TIGRESS have had plenty of time to find their footing as a band, to decide on what they’re trying to say definitively. However, just like the music, their lyrics mirror a band going under growing pains and identity crises. Weirdly though, it works. Our attention spans are so short, and we share the same disillusionment with social media, technology, and modern society that Pura Vida explores that you find a little piece of you hiding in each song.
From crushing the industry’s hopeless romantics with a song about real-life relationships on F.L.Y., to addressing the problematic normalisation of expectation vs reality with women’s bodies on social media in Hungry, there’s a lot to unpack. It’s all said with such powerful conviction by vocalist Katy Jackson that it hits straight-up like an uppercut, poignantly exemplified on Disconnect as she cuts open the vulnerability with lines like “Don’t know what you’re expecting, nobody likes their own reflection.”

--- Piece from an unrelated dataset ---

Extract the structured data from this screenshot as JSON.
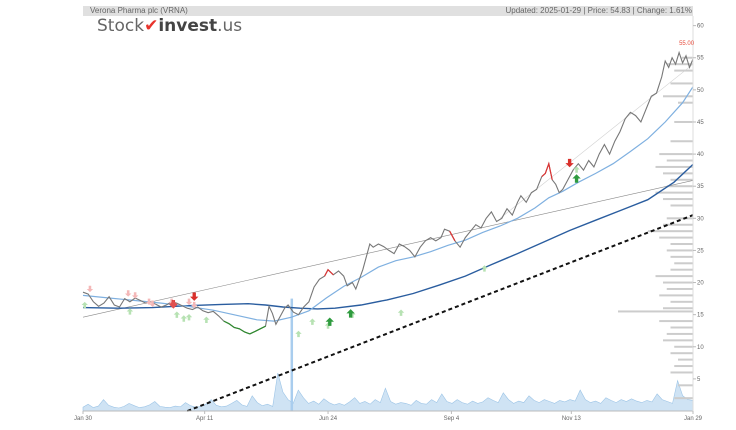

In Pura Vida, TIGRESS prove that patience is a virtue and practice makes perfect. They’ve delivered a debut that dazzles and delights, but ultimately scratches at the surface of a band with so much more potential. All they need to do is fix themselves to a set sound and master that rather than be a jack of all genres.
Rating: 8/10
Pura Vida is set for release on September 3rd via Humble Angel Records.